Este é um tema que há devia ter sido tratado neste blog... não o foi, talvez porque nós mulheres tentamos evitar falar neste assunto... Medo, quem sabe!
Este é um testemunho do tamanho do Mundo... De uma coragem inspiradora. Obrigada MMM!



Sete horas da manhã.
Sai de casa no seu passo metódico mas desordenado, metida nos seus “jeans” já gastos pelo tempo, uma pólo azul escura e um agasalho pelo sim pelo não, sobre as costas. Vai tomar um café antes de apanhar o autocarro. Não se podia atrasar. Tinha uma mamografia marcada para as 8.30 horas da manhã e havia que contar com o tempo da viagem.
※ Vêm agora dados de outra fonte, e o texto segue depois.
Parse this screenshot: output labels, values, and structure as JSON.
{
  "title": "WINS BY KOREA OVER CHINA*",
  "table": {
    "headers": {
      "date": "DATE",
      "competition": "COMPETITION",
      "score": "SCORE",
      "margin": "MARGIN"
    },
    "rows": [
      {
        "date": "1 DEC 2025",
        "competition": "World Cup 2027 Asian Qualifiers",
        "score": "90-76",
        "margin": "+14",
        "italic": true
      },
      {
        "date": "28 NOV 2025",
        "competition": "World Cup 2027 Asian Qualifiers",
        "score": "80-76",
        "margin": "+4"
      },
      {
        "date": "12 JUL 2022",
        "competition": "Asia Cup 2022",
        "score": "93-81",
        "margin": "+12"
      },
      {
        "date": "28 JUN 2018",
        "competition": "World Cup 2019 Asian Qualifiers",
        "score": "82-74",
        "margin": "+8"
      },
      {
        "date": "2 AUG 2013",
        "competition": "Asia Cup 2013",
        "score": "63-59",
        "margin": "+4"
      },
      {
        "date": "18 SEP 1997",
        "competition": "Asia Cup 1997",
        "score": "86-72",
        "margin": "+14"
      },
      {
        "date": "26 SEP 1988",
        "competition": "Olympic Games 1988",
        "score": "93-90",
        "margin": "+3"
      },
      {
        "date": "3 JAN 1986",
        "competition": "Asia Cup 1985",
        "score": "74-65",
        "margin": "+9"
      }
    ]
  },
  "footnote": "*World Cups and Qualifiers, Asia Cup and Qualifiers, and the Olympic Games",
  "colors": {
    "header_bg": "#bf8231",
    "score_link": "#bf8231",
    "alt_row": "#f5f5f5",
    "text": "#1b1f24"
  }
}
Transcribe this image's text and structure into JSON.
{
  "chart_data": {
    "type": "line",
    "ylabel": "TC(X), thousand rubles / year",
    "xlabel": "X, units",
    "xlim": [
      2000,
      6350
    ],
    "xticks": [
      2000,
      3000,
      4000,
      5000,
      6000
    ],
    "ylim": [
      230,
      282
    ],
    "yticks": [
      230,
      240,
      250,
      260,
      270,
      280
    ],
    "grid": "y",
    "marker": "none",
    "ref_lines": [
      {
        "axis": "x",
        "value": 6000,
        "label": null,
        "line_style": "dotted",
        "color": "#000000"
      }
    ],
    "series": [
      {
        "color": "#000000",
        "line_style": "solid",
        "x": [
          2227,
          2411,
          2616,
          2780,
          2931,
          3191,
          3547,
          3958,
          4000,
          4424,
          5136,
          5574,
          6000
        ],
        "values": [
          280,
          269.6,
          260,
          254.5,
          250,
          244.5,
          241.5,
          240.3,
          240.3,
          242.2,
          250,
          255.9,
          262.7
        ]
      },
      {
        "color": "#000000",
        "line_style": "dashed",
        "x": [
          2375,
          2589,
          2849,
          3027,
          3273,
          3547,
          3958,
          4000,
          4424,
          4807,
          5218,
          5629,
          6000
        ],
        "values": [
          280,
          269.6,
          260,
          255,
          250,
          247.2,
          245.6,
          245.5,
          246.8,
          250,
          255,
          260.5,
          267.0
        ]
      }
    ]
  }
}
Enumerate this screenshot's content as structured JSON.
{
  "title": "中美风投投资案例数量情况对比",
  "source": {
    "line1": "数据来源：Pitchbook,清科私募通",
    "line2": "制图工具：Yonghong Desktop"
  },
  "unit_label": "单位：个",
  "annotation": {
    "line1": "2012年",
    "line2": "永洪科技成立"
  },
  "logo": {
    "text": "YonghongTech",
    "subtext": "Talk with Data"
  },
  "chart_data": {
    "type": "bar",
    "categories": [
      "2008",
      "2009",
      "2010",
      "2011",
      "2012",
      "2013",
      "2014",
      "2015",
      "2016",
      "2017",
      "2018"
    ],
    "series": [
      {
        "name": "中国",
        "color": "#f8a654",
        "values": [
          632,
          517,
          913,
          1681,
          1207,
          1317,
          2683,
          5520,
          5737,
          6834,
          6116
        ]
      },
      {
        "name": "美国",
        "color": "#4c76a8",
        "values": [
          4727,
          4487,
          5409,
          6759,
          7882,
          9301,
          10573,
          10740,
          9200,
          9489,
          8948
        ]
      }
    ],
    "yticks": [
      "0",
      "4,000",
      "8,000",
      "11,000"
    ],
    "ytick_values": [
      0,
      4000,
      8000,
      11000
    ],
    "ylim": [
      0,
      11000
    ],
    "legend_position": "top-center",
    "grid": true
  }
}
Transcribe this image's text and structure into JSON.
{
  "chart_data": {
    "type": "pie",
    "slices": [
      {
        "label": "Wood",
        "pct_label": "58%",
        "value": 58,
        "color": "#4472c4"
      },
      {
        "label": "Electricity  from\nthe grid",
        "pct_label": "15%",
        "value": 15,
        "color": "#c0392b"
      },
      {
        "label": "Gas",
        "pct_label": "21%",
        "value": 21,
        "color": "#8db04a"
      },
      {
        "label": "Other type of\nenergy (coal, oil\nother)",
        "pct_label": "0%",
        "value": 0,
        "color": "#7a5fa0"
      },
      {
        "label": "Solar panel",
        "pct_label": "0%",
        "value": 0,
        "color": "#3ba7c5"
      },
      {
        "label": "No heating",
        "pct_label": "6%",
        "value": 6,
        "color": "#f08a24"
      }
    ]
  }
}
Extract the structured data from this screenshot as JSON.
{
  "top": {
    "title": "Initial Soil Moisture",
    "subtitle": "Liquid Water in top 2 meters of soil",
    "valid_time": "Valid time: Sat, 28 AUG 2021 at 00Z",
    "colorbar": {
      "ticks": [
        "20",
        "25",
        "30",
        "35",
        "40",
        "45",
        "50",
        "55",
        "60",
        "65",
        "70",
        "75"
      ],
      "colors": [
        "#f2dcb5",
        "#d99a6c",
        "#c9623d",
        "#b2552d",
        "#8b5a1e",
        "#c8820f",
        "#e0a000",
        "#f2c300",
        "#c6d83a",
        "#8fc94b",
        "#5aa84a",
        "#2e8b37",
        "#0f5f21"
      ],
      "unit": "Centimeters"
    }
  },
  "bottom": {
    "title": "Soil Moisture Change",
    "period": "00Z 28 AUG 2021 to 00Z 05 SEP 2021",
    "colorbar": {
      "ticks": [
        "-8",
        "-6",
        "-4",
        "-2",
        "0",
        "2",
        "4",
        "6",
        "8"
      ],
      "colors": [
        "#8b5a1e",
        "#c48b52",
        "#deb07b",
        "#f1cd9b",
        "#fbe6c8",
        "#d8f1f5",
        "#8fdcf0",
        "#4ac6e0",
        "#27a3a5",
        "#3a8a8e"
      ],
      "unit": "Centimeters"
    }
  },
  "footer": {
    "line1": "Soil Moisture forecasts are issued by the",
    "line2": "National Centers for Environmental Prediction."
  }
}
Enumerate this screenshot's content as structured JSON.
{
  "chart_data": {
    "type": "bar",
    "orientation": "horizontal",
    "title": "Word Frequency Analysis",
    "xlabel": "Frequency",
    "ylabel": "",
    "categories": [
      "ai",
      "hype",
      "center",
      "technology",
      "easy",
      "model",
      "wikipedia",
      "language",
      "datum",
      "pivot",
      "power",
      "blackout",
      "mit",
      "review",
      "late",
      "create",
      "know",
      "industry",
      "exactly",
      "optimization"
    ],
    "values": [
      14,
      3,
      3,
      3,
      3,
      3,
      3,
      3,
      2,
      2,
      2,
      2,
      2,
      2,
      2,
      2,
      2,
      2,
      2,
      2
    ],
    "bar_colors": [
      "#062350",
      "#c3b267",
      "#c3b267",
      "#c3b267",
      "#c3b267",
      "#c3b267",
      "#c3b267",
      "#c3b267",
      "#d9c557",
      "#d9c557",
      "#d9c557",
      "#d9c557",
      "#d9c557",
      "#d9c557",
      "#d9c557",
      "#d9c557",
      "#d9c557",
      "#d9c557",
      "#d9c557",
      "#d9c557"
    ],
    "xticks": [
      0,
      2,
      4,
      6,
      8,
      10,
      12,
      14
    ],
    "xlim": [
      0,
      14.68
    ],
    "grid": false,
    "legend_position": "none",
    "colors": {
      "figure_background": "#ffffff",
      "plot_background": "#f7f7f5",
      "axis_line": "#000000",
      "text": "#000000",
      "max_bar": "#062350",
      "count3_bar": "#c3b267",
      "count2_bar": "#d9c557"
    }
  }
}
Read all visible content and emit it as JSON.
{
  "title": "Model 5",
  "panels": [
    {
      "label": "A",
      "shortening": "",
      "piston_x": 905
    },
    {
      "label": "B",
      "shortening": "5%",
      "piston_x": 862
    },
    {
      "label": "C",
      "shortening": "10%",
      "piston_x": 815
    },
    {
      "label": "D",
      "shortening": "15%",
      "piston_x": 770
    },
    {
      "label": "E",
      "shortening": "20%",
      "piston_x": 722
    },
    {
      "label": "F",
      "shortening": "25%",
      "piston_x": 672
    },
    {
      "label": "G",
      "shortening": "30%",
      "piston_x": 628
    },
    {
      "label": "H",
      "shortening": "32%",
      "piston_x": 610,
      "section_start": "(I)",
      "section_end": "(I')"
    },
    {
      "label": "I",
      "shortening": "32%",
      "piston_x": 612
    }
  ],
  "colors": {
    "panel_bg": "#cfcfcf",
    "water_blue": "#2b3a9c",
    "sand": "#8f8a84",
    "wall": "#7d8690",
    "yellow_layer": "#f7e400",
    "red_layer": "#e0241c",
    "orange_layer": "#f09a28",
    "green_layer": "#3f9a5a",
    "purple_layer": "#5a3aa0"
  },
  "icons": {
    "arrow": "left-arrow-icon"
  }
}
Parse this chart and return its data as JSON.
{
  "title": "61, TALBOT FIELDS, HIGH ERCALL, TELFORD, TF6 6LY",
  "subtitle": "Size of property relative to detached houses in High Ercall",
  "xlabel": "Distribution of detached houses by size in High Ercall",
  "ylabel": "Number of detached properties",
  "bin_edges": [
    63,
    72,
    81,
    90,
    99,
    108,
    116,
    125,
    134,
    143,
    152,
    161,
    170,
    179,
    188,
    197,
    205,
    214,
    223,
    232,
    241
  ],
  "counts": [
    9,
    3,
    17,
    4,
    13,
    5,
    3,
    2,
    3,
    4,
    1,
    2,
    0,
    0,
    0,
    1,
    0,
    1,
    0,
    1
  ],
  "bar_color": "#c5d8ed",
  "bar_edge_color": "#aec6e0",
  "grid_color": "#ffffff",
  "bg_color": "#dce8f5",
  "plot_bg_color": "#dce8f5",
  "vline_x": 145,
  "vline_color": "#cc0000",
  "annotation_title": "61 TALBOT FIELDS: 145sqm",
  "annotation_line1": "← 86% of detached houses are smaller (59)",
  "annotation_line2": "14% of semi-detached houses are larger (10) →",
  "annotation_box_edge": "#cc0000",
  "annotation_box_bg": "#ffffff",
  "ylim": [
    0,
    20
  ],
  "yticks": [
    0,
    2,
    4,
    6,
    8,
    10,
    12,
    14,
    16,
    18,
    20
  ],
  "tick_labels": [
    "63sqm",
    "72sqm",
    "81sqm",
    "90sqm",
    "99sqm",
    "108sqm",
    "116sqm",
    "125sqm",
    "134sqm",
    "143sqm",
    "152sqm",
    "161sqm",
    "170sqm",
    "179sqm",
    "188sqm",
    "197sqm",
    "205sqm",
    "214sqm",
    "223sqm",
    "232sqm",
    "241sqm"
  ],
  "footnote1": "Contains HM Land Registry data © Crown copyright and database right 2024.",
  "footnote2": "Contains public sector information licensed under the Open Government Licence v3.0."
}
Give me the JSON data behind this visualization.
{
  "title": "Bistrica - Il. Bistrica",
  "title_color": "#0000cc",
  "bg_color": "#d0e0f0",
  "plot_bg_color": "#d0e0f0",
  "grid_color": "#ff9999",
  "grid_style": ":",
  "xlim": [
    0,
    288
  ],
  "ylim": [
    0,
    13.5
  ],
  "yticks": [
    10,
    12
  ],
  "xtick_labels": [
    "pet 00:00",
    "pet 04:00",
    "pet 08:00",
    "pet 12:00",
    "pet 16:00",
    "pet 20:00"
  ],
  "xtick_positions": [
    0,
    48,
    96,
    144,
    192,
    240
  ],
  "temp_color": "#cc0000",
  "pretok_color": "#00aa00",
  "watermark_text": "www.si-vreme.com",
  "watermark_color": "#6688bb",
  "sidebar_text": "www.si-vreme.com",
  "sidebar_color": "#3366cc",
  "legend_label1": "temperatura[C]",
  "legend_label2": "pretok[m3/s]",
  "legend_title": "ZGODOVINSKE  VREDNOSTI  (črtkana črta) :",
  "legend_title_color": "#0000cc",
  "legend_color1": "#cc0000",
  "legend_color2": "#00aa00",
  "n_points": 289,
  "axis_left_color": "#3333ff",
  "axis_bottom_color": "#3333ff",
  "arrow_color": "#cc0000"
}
O dia amanhecera cheio de Sol e adivinhava-se o calor que iria cair sobre a cidade. Já no autocarro colocou os “head-phones” e sintonizou a rádio marginal. Como está lindo o dia, pensava.

Chegou antes da hora e às 8.40 foi chamada. Entrou numa salinha onde se despiu da cintura para cima e passou à câmara de tortura como muitas mulheres dizem. Não custa assim tanto, pensava, são só uns instantes.

Pode vestir-se a aguardar ao lado que a chamem de novo para fazer a eco–mamária. Assim fez. Sentou-se num banquinho. Decorou quase todos os pontos daquela salinha minúscula enquanto esperava ouvir o seu nome. Sim, sou eu… faz favor de entrar.

Perguntas sobre a família e o gel fresco na mama escorria. Não se vista, que uma enfermeira vai colocar-lhe um pequenino chumbo na mama para fazer novos exames.
Não se lembra se o Mundo tremeu, se o calor se transformou em frio ou se ainda era a mesma pessoa que tinha saído de casa horas antes. Sim, tudo bem. Chegou a minha vez. Até quando ? perguntava sem intervalos. Não, não vai ser desta ainda. Não, não pode ser, ainda lhe falta tanta coisa para fazer.

Completou o resto dos exames e com uma carta num envelope fechado disseram-lhe para ir o mais depressa possível à medica de família. Sim, iria, talvez… definitivamente depois das férias. Era Verão. Não ia morrer em pleno Verão. Foi de férias. Aproveitou os dias como se todos fossem os últimos, nunca se sabia o que iria acontecer.

Acabaram as férias e tratou de começar a arrumar “coisas”. Organizou papeis, conversou com quem há anos o não fazia, pediu desculpa por alguma dor que tenha causado, sentou-se com o Pai do seu Filho e desejou-lhe tudo de bom e que tomasse conta dele. Falou com o irmão de “homem” para Homem e pediu-lhe que tivesse força e que adoptasse o sobrinho para sempre, enquanto ia fazendo os exames que lhe tinham pedido para fazer.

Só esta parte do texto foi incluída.